Labour MP Ged Killen: Government’s LGBT Action Plan leaves Northern Ireland out in the cold

Labour’s Ged Killen writes for PinkNews in response to the government’s LGBT Action Plan.

This week the Government unveiled its LGBT Action Plan following the results of the National LGBT Survey which collected the responses of 108,000 people living in the UK who self-identified as LGBT+.

This was a mammoth undertaking, and it is the largest single survey of LGBT+ people conducted anywhere in the world.

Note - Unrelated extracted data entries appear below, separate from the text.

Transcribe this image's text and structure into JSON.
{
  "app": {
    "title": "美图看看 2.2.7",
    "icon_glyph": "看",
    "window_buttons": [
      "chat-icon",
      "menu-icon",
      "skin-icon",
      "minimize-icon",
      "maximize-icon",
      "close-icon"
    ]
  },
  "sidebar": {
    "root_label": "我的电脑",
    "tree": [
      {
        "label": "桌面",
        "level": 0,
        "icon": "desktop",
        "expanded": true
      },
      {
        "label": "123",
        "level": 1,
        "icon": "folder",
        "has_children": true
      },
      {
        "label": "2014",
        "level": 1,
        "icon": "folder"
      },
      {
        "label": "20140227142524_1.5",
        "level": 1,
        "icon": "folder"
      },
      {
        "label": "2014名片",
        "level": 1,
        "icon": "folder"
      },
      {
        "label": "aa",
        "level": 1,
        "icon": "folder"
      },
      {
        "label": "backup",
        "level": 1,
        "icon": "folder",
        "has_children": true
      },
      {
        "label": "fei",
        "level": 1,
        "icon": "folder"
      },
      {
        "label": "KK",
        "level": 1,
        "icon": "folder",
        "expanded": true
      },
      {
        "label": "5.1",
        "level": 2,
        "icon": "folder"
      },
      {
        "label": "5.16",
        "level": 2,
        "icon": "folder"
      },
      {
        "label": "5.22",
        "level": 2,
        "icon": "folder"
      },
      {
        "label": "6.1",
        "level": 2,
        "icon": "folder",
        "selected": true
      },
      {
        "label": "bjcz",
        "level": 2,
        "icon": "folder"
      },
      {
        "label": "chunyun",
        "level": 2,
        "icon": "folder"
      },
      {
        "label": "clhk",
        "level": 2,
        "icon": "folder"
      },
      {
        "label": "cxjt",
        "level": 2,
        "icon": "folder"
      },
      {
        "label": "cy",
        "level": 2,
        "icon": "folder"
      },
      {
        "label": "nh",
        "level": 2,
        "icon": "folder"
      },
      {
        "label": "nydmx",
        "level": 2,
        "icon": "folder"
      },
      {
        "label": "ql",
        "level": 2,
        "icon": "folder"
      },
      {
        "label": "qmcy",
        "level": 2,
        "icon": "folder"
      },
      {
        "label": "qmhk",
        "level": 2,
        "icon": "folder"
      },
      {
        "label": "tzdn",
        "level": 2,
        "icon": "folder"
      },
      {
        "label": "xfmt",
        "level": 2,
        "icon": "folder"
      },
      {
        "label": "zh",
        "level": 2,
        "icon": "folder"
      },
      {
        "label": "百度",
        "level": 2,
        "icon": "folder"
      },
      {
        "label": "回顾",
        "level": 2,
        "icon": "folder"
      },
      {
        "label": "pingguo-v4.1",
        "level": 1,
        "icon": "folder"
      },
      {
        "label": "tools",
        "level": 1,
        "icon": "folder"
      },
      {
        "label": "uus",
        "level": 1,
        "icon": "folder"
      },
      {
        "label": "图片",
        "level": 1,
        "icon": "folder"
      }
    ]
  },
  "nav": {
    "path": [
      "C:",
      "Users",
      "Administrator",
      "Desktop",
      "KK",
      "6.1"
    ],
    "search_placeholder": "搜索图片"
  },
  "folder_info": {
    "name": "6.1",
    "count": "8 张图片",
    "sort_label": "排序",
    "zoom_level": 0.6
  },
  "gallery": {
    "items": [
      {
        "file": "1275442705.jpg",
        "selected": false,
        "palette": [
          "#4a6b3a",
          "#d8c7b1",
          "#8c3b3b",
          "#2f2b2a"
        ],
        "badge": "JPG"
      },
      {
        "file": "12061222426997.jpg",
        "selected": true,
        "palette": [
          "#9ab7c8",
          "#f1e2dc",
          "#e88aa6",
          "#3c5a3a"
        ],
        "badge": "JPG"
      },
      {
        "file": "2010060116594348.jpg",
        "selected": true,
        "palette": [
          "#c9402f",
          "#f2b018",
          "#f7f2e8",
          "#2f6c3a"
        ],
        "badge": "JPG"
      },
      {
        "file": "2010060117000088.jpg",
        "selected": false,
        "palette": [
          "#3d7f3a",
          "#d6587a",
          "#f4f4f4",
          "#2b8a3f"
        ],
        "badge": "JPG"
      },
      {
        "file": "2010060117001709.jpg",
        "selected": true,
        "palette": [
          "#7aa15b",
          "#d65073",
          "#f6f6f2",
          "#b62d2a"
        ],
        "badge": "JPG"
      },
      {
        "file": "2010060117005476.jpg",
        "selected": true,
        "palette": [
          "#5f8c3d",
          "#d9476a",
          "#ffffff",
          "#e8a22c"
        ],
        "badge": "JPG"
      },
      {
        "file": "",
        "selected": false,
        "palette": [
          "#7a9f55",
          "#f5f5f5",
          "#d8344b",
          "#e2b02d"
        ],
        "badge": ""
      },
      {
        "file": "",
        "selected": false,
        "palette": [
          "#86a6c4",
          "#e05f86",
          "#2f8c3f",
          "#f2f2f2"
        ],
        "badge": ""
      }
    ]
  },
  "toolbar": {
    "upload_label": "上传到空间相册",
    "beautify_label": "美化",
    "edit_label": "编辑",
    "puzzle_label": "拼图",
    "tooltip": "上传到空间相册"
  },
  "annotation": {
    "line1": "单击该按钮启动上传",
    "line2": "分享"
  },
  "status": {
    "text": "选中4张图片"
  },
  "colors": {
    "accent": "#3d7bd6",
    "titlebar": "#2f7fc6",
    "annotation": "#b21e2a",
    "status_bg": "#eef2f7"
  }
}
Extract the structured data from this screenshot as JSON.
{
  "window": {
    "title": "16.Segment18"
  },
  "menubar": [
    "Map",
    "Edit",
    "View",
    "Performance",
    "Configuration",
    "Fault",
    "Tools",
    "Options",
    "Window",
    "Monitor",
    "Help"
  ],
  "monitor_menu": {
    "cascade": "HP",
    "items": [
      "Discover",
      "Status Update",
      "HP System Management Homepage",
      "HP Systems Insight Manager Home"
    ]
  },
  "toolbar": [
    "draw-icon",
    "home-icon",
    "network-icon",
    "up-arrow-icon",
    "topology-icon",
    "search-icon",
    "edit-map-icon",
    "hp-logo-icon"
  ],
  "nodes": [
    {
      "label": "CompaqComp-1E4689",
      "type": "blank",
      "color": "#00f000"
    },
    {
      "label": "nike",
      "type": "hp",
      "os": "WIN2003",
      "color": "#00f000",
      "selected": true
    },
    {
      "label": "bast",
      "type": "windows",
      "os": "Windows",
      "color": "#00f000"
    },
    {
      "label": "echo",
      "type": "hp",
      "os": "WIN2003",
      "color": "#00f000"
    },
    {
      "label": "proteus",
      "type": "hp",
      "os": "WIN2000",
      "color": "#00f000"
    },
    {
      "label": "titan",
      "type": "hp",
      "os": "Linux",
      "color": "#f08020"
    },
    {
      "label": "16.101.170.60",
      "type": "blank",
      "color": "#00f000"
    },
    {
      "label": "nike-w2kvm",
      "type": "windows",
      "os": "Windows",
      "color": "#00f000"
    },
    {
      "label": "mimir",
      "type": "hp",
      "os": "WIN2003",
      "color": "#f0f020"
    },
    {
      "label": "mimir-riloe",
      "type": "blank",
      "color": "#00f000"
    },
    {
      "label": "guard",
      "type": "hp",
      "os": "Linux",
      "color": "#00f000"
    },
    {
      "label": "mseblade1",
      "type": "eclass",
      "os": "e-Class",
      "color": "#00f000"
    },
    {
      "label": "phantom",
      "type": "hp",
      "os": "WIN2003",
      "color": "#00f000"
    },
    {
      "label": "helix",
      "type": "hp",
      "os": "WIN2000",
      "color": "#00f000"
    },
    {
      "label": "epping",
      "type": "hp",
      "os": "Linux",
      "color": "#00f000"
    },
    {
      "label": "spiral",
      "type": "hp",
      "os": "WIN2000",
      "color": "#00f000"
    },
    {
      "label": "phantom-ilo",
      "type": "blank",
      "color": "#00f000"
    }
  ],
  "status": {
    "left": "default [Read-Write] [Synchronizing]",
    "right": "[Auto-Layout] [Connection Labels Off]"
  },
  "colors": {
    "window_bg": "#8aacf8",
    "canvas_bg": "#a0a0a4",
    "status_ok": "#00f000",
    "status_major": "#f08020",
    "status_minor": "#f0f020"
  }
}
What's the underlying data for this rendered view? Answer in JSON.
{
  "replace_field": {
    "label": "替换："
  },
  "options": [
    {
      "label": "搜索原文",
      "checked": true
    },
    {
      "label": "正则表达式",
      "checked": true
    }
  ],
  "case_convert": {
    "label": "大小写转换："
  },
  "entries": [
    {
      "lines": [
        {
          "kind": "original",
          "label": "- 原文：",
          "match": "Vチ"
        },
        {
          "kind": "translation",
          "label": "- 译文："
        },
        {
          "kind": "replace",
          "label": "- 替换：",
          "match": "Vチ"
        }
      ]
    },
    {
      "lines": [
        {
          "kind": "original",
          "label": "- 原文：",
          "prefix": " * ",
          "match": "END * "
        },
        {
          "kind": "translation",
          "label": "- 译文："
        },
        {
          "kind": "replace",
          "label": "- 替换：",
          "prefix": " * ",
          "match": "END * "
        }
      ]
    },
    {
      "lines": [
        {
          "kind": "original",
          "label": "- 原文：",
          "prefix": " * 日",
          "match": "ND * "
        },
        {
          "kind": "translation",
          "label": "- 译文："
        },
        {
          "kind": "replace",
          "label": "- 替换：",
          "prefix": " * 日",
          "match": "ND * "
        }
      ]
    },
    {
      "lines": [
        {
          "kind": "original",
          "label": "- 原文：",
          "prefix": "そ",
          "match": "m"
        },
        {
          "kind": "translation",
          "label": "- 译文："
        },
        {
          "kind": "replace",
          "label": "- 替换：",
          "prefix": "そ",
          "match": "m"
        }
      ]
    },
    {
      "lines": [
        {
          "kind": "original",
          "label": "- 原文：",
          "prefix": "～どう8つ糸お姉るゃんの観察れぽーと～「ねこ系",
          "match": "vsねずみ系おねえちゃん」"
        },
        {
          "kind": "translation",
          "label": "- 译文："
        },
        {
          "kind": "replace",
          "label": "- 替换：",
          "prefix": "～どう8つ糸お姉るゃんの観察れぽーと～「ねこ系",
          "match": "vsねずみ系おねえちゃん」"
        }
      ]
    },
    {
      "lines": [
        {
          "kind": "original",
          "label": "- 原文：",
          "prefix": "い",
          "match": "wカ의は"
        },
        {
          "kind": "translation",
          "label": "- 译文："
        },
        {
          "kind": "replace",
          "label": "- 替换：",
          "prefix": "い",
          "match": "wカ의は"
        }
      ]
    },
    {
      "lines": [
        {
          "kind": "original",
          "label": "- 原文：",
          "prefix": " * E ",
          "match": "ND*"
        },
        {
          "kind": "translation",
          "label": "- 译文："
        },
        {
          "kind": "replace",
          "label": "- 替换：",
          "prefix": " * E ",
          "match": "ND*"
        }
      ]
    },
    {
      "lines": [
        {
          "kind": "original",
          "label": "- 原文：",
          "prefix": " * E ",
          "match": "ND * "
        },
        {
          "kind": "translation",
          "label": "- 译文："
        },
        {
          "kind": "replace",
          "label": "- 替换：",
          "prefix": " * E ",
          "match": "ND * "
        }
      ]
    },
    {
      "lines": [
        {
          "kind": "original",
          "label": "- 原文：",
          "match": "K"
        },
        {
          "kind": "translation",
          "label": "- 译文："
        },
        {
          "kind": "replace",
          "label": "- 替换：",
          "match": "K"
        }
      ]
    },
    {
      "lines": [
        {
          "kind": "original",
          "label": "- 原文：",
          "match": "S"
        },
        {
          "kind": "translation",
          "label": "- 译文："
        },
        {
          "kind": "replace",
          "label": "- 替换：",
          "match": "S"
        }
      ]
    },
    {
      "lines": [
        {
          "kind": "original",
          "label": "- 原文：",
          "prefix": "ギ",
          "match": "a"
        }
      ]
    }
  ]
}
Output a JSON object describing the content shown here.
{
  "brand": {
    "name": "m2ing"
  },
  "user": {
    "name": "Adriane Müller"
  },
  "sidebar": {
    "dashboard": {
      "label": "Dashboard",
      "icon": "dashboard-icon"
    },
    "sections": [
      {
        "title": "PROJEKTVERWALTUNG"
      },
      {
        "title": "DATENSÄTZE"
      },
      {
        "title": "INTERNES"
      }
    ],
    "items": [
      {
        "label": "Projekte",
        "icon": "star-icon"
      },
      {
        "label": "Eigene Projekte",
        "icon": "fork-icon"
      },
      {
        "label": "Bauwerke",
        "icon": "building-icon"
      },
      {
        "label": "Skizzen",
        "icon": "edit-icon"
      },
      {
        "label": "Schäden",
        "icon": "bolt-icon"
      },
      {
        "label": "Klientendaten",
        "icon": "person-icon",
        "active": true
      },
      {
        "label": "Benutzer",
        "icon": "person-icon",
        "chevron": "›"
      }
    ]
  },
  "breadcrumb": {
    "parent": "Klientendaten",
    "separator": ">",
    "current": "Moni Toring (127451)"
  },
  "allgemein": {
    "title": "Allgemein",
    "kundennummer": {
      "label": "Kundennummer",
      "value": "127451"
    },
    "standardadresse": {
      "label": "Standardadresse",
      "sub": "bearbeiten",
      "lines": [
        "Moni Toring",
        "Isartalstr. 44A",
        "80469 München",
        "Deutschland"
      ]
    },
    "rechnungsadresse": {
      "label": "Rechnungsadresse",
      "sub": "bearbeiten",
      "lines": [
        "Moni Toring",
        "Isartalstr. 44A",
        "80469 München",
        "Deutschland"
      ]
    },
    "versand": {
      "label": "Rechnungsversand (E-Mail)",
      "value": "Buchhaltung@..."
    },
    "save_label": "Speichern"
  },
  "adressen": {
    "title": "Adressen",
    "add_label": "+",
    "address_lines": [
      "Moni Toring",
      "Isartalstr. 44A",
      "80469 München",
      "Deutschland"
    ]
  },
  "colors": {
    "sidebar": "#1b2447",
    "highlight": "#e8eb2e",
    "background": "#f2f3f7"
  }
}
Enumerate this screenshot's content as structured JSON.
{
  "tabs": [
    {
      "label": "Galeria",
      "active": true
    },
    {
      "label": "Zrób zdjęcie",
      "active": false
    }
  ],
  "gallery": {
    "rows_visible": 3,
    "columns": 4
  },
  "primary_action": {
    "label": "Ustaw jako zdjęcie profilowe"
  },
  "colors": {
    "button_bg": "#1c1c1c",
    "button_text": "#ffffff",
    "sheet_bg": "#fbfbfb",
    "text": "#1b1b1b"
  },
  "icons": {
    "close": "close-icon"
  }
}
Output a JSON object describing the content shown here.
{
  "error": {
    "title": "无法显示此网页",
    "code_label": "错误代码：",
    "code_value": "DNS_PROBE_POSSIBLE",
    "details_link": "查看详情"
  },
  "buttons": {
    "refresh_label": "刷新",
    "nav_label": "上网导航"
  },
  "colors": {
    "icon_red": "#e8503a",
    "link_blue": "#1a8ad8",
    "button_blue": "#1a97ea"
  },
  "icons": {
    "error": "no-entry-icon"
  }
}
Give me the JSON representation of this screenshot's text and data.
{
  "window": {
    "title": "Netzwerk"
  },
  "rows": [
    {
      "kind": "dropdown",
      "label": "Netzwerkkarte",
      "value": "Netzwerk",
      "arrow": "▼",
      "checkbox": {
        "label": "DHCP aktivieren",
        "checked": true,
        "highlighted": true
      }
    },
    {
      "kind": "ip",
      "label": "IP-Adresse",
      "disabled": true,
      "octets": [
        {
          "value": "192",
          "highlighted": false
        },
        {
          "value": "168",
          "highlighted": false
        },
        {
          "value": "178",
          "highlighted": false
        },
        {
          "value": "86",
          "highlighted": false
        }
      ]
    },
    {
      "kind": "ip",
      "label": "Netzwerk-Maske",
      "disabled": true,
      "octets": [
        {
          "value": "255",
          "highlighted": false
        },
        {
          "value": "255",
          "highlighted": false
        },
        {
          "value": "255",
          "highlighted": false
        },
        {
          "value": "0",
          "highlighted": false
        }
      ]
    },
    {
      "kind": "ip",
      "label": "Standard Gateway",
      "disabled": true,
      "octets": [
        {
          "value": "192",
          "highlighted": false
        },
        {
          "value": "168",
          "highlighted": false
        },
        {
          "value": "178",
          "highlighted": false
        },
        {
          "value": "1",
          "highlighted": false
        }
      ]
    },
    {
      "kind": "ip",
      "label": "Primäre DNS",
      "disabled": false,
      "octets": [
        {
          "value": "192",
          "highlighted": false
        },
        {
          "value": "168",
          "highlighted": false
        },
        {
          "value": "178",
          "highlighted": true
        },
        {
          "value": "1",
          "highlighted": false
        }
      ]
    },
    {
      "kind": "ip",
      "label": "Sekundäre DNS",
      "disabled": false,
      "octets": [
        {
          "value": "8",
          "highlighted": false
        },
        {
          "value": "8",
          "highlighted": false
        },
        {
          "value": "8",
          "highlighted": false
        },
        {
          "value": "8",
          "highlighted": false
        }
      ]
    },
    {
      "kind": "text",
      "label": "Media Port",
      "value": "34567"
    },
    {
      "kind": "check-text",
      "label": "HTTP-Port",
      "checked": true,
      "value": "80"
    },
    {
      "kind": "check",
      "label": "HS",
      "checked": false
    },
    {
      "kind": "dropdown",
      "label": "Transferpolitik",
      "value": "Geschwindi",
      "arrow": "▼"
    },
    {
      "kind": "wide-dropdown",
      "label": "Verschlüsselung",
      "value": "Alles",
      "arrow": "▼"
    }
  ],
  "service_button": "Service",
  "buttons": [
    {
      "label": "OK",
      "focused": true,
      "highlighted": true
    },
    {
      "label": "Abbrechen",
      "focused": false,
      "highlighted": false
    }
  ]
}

From its results the Government produced an LGBT Action Plan consisting of 75 recommendations to improve the lives of LGBT people and £4.5 million worth of funding to support LGBT charities and civil society groups.

I welcome both the report and the Action Plan – these are the kinds of proactive steps which will help break down the barriers that remain in front of us on the journey to equality.

However, there was one major omission from the Government’s Action Plan.

Northern Ireland.

Northern Ireland is only mentioned once in the Action Plan. It is not mentioned in relation to a recommendation for action, but in caveat. This caveat is that the majority of the recommendations put forward in the Action Plan are for England only and that none of the £4.5 million of funding will be sent to support LGBT charities and civil society in Northern Ireland.

It’s simply not good enough.

Northern Ireland is increasingly isolated in Western Europe by banning equal marriage

Buried in the research report a 304 page document which presented the findings of the National LGBT Survey used to inform the Action Plan we find out that proportionally LGBT+ people from Northern Ireland were the least likely to participate in the National LGBT Survey and that trans people in Northern Ireland were the most likely to have undergone or been offered conversion therapy.

As part of the evidence collected a gay man from Northern Ireland is quoted as saying: “Living in Northern Ireland, LGBT people are automatically treated differently than in other areas of the UK. Our ‘government’ when functioning uses petitions of concern to block legislation that would bring equality to LGBT people. I face discrimination every day. It can be comments, looks or exclusion from things. Things are getting better in NI, but very slowly.”